Yvette Szczupak-Thomas, décédée en 2003 à Jérusalem, raconte ses années d’enfance et d’adolescence dans un livre étonnant, Un diamant brut.
Ce livre est étonnant tout d’abord par l’histoire qu’il raconte : le destin hors norme d’une pupille de l’Assistance Publique qui ,après des années comme fille de ferme, découvrira la vie culturelle et débauchée du Paris de guerre et d’après guerre.
Très jeune, Yvette est placée dans une famille de paysans bourguignons qui l’accueille comme sa propre fille. "Maman Blanche" restera pour elle à tout jamais liée à la tendresse et à la tranquillité. Les leçons de sa mère de cœur l’aideront plus tard à ne pas oublier qui elle est : "Quoi qu’il t’arrive, tu dois toujours agir en restant fidèle au sentiment que tu as deta vérité."
Lorsqu’elle a 10 ans, l’Assistance Publique l’arrache sans explication à ce cocon familial et elle devient le souffre-douleur de Germaine, une fermière acariâtre qui n’aura de cesse que de mater son esprit rebelle. Affamée, dépossédée de ses maigres biens, elle tente de mettre fin à ses jours et se retrouve à l’hôpital. Placée dans une autre famille qui a pour mission de la requinquer, elle commence timidement à revivre quand elle est repérée pour sa fraîcheur, ses talents (Yvette est une très bonne élève et aime dessiner) et sans doute aussi pour sa beauté, par un couple de Parisiens, les Zervos, qui proposent de l’adopter.

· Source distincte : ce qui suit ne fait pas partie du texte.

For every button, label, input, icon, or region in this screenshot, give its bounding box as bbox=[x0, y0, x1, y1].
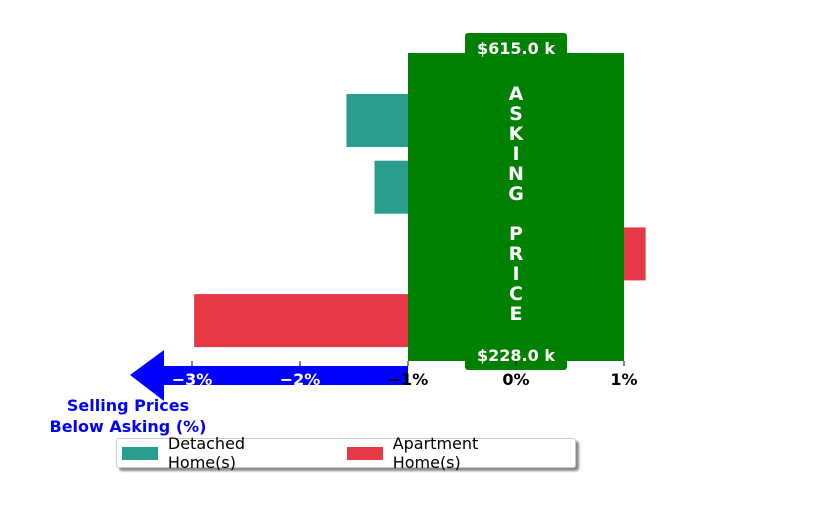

Les Zervos sont éditeurs des Cahiers d’art. Brutalement, Yvette change d’univers : elle prend des cours de dessin avec Picasso, côtoie Paul Eluard, René Char, Fernand Léger, Braque… Mais Yvette découvre également les mœurs sulfureuses, les beuveries et les coucheries dans une ambiance assez glauque. Les relations avec les Zervos ne sont pas faciles : Yvette ne saura jamais bien trouver la bonne attitude, ayant toujours la crainte d’être rejetée, elle ne saura pas se laisser aller, jouera au "chien savant" pour conserver son image de "diamant brut". Servant de faire-valoir, elle attendra en vain un "je t’aime" de la part de ses parents adoptifs, phrase qu’ils ne prononceront jamais.
Un diamant brut est également un livre étonnant par son écriture. Dans un style à la fois baroque, foisonnant et très direct, les descriptions des premières années d’enfance nous transportent dans la campagne avec ses couleurs, ses odeurs. Yvette Szczupak-Thomas aime les mots et jouent avec leur sonorité. Les relations humaines nous sont livrées "brutes", Yvette Szczupak-Thomas nous "donne à voir" : on assiste aux leçons de Picasso, aux tête-à-tête avec Paul Eluard ou Ida Chagall, aux disputes avec René Char… On est transporté.
Malgré sa violence et sa férocité, ce texte n’est jamais désespéré. Il est le reflet de l’ambivalence de l’adolescence, avec ses pulsions de vie et de mort.
En postface, Yvette Szczupak-Thomas nous dit : "Société, institutions, parents de sang ou non, ne saccagez plus les floraisons printanières ! Du berceau à l’âge adulte, les enfants, les adolescents vivent en état de dépendance, ils existent en deçà de leur vie future. Ne les laissez pas dans l’obligation d’avoir à prouver qu’ils portent en eux le don de résilience."
Yvette Szczupak-Thomas a fui sa famille d’adoption quelques mois avant sa majorité. Elle a choisi de vivre à Jérusalem où elle est décédée en 2003.
Une très belle autobiographie, pour une femme d’exception.